Né de la rencontre entre les musiques traditionnelles de l’Afrique de l’Ouest et l’harmonie tonale européenne, le jazz est aujourd’hui reconnu à travers le monde comme une des manifestations artistiques et sociales les plus importantes du siècle dernier. Plus qu’une simple étincelle de départ, ce phénomène de rencontre et d’échange s’inscrit profondément dans l’ADN du jazz et demeure au cours de son histoire la véritable force motrice derrière ses nombreux développements. C’est précisément cette dynamique que l’on retrouve au coeur de la démarche du quintette montréalais Jazzamboka, dont la musique incarne la rencontre des univers que sont le jazz nord-américain et la musique traditionnelle congolaise. De passage à la Maison de la culture Maisonneuve le jeudi 15 février, les musiciens du groupe ont livré une prestation électrisante au cours de laquelle ils ont présenté des compositions originales tirées de leur album éponyme, paru en 2016 (Jazzamboka, LLCD-019).

Comme le calme avant la tempête, la soirée s’ouvre dans une atmosphère intimiste alors que le multi-instrumentiste Julien Filion – qui passe du saxophone alto, soprano, à la flûte traversière – et le claviériste Félix Leblanc s’adonnent aux premiers échanges : les mélodies sont langoureuses et les accords luxuriants, invitant le public à pénétrer tout en douceur dans un univers musical envoûtant. Au terme d’un préambule senti, l’atmosphère se réchauffe promptement au son d’une rutilante section rythmique composée d’Elli Miller-Maboungou au ngoma (percussions traditionnelles congolaises), de Noel Mpiaza à la batterie et d’Émile Farley à la basse électrique. Les soudains changements de rythme et de tempo parsèment le répertoire de Jazzamboka et sous-tendent des structures formelles complexes, souvent imprévisibles. À l’inverse, certains passages présentent de longs crescendos au cours desquels un soliste hisse l’ensemble du groupe à de fulgurants sommets d’intensité. Cette capacité à surprendre sans cesse et à tenir en haleine le public tout au long de pièces qui dépassent souvent la barre des dix minutes témoigne non seulement du talent des musiciens, mais aussi de la qualité structurelle des compositions.

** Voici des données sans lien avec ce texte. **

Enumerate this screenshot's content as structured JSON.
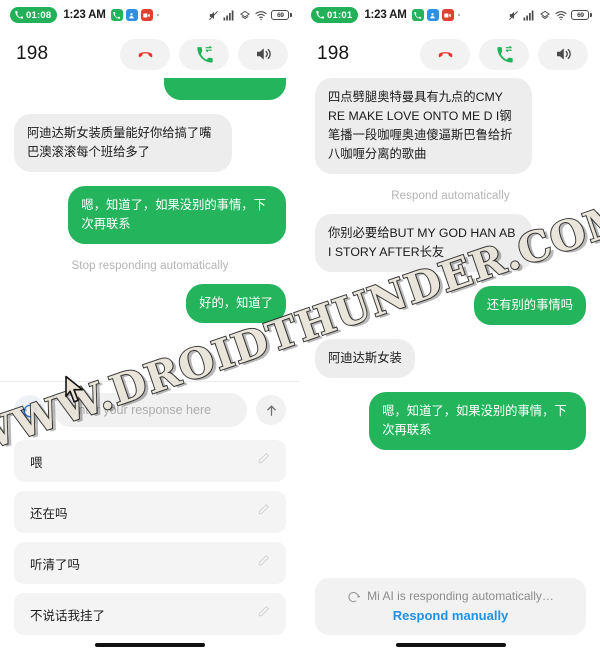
{
  "watermark": {
    "text": "WWW.DROIDTHUNDER.COM"
  },
  "left": {
    "status_bar": {
      "call_timer": "01:08",
      "clock": "1:23 AM",
      "app_icons": [
        "phone-app-icon",
        "contacts-app-icon",
        "camera-app-icon"
      ],
      "right_icons": [
        "mute-icon",
        "signal-icon",
        "data-icon",
        "wifi-icon"
      ],
      "battery_percent": "69"
    },
    "header": {
      "number": "198",
      "buttons": [
        {
          "name": "end-call-button",
          "icon": "phone-hangup-icon"
        },
        {
          "name": "transfer-call-button",
          "icon": "phone-transfer-icon"
        },
        {
          "name": "speaker-button",
          "icon": "speaker-icon"
        }
      ]
    },
    "messages": [
      {
        "side": "out",
        "text": "",
        "clipped": true
      },
      {
        "side": "in",
        "text": "阿迪达斯女装质量能好你给搞了嘴巴澳滚滚每个班给多了"
      },
      {
        "side": "out",
        "text": "嗯，知道了，如果没别的事情，下次再联系"
      }
    ],
    "system_note": "Stop responding automatically",
    "messages_after_note": [
      {
        "side": "out",
        "text": "好的，知道了"
      }
    ],
    "input": {
      "mic_icon": "headset-icon",
      "placeholder": "Enter your response here",
      "value": "",
      "send_icon": "send-arrow-up-icon"
    },
    "suggestions": [
      {
        "label": "喂",
        "edit_icon": "pencil-edit-icon"
      },
      {
        "label": "还在吗",
        "edit_icon": "pencil-edit-icon"
      },
      {
        "label": "听清了吗",
        "edit_icon": "pencil-edit-icon"
      },
      {
        "label": "不说话我挂了",
        "edit_icon": "pencil-edit-icon"
      }
    ]
  },
  "right": {
    "status_bar": {
      "call_timer": "01:01",
      "clock": "1:23 AM",
      "app_icons": [
        "phone-app-icon",
        "contacts-app-icon",
        "camera-app-icon"
      ],
      "right_icons": [
        "mute-icon",
        "signal-icon",
        "data-icon",
        "wifi-icon"
      ],
      "battery_percent": "69"
    },
    "header": {
      "number": "198",
      "buttons": [
        {
          "name": "end-call-button",
          "icon": "phone-hangup-icon"
        },
        {
          "name": "transfer-call-button",
          "icon": "phone-transfer-icon"
        },
        {
          "name": "speaker-button",
          "icon": "speaker-icon"
        }
      ]
    },
    "messages": [
      {
        "side": "in",
        "text": "四点劈腿奥特曼具有九点的CMY RE MAKE LOVE ONTO ME D I钢笔播一段咖喱奥迪傻逼斯巴鲁给折八咖喱分离的歌曲"
      }
    ],
    "system_note": "Respond automatically",
    "messages_after_note": [
      {
        "side": "in",
        "text": "你别必要给BUT MY GOD HAN AB I STORY AFTER长友"
      },
      {
        "side": "out",
        "text": "还有别的事情吗"
      },
      {
        "side": "in",
        "text": "阿迪达斯女装"
      },
      {
        "side": "out",
        "text": "嗯，知道了，如果没别的事情，下次再联系"
      }
    ],
    "ai_banner": {
      "icon": "refresh-spinner-icon",
      "status_text": "Mi AI is responding automatically…",
      "action_label": "Respond manually"
    }
  }
}
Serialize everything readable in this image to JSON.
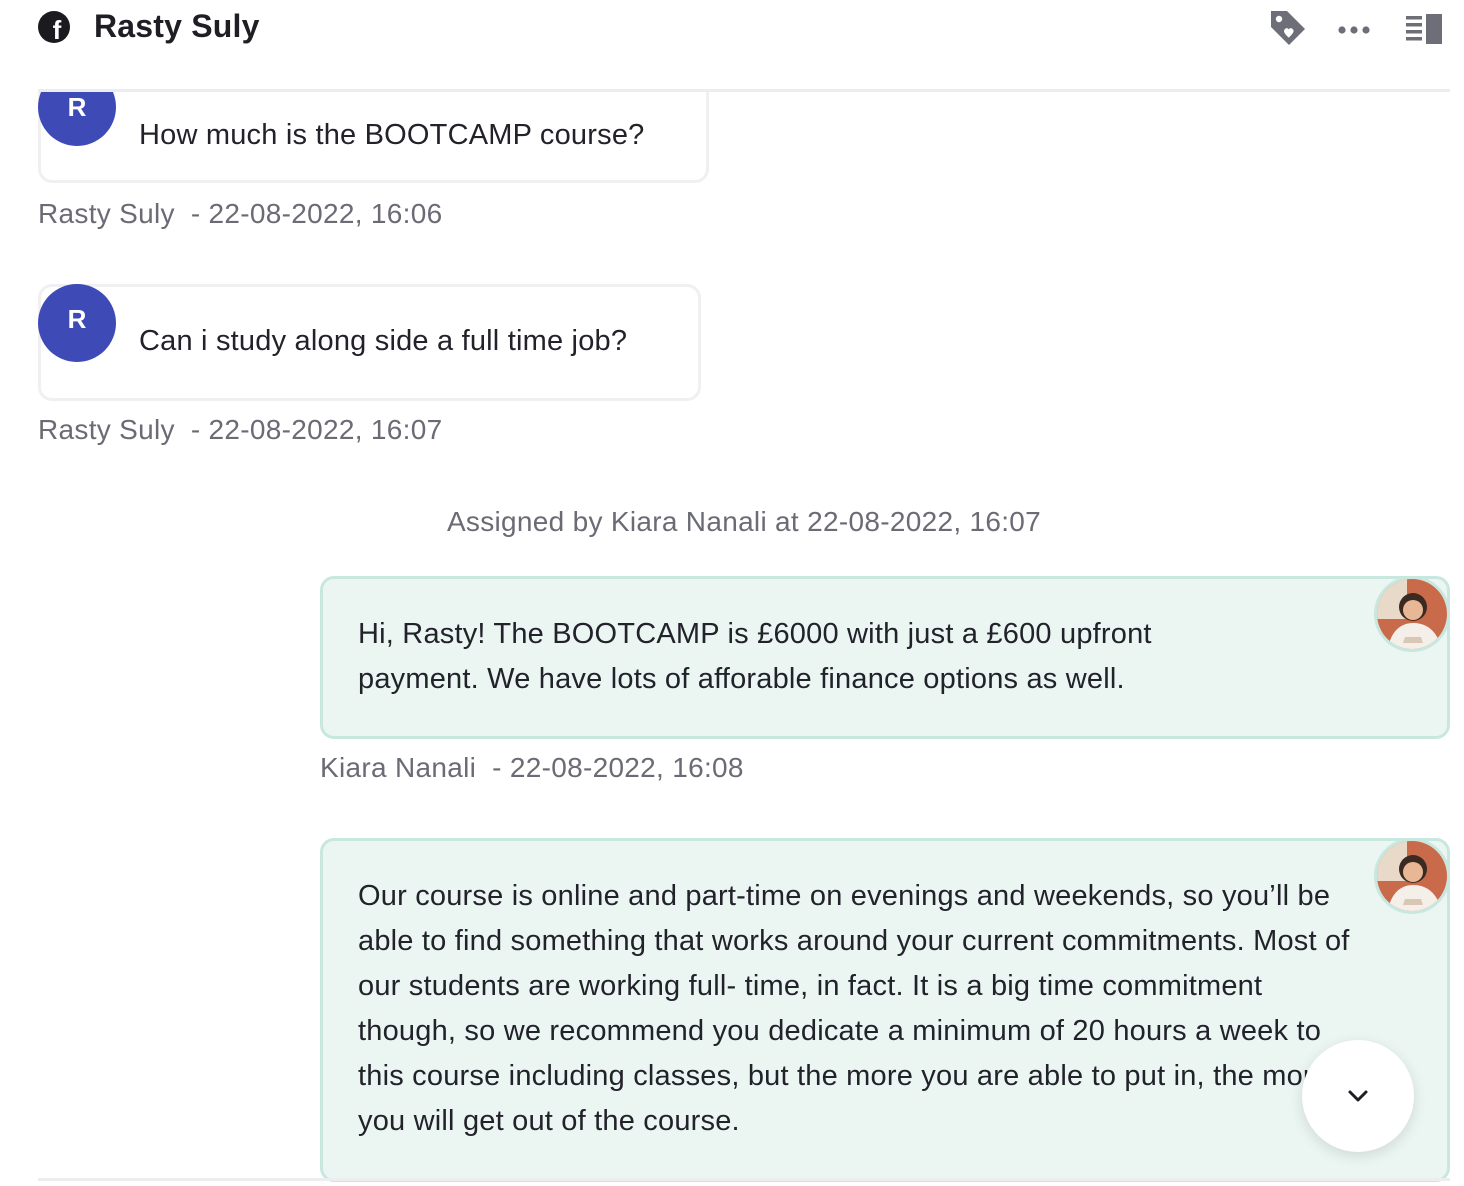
{
  "header": {
    "channel_icon": "facebook-icon",
    "contact_name": "Rasty Suly",
    "actions": [
      {
        "name": "tag-icon"
      },
      {
        "name": "more-options-icon"
      },
      {
        "name": "toggle-side-panel-icon"
      }
    ]
  },
  "messages": [
    {
      "direction": "incoming",
      "avatar_initial": "R",
      "text": "How much is the BOOTCAMP course?",
      "sender": "Rasty Suly",
      "timestamp": "- 22-08-2022, 16:06"
    },
    {
      "direction": "incoming",
      "avatar_initial": "R",
      "text": "Can i study along side a full time job?",
      "sender": "Rasty Suly",
      "timestamp": "- 22-08-2022, 16:07"
    },
    {
      "direction": "outgoing",
      "text": "Hi, Rasty! The BOOTCAMP is £6000 with just a £600 upfront payment. We have lots of afforable finance options as well.",
      "sender": "Kiara Nanali",
      "timestamp": "- 22-08-2022, 16:08"
    },
    {
      "direction": "outgoing",
      "text": "Our course is online and part-time on evenings and weekends, so you’ll be able to find something that works around your current commitments. Most of our students are working full- time, in fact. It is a big time commitment though, so we recommend you dedicate a minimum of 20 hours a week to this course including classes, but the more you are able to put in, the more you will get out of the course."
    }
  ],
  "system_note": "Assigned by Kiara Nanali at 22-08-2022, 16:07",
  "colors": {
    "incoming_avatar": "#3e4ab5",
    "outgoing_bubble": "#ebf6f3",
    "outgoing_border": "#c8e8df",
    "meta_text": "#6b6b75"
  }
}
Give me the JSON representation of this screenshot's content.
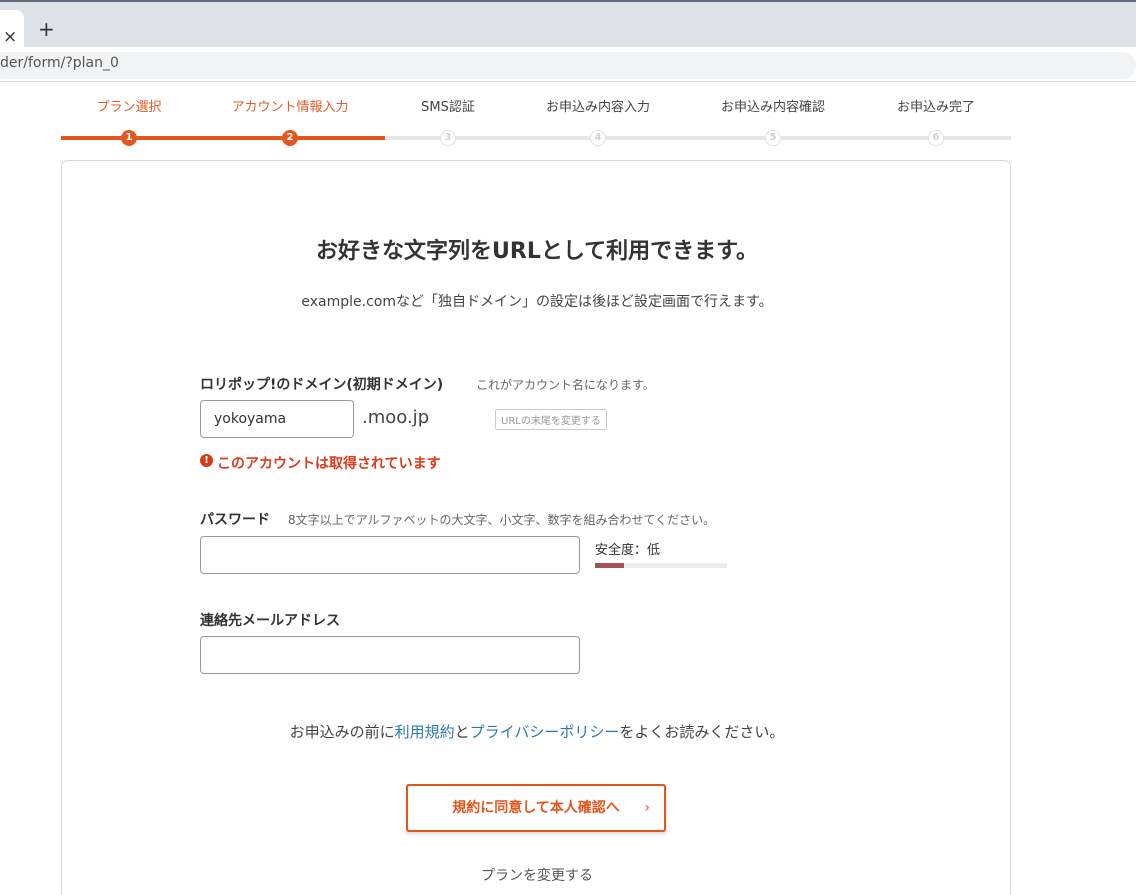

La redoutable précision du jeu de Miller-Maboungou et de Mpiaza – dont la symbiose est quasi parfaite – constitue un des aspects centraux derrière le succès de la recette Jazzamboka. Alors que Mpiaza pose les fondations rythmiques à la batterie, Miller-Maboungou vient étoffer le tout au ngoma, l’interaction se déroulant parfois selon une dynamique d’opposition, parfois selon un rapport de complémentarité. Aux influences funk se mêlent des métriques irrégulières et de téméraires syncopes exécutées avec brio par le tandem, insufflant aux pièces une vivacité qui ne tarit pas tout au long de la soirée. Interrogé à ce propos, le claviériste Félix Leblanc insiste sur la nature singulière du rôle de la section rythmique de Jazzamboka : elle constitue la clef de voute d’un projet musical caractérisé avant tout par une dualité constante entre le rythme et l’harmonie. Cette opposition se manifeste jusque dans la disposition des musiciens sur scène, Mpiaza et Leblanc se faisant face aux deux extrémités dans ce qui apparait au spectateur comme une véritable joute. Fillion et Leblanc dispensent quant à eux les mélodies et l’harmonie au moyen d’une palette de sonorités à prédominance jazz, se permettant tout de même certains écarts, dont de savoureuses incursions dans le hip-hop. Les musiciens improvisent généralement avec aisance tout en cadrant parfaitement avec l’atmosphère et le caractère de chaque pièce, révélant au passage une excellente maîtrise de leur répertoire.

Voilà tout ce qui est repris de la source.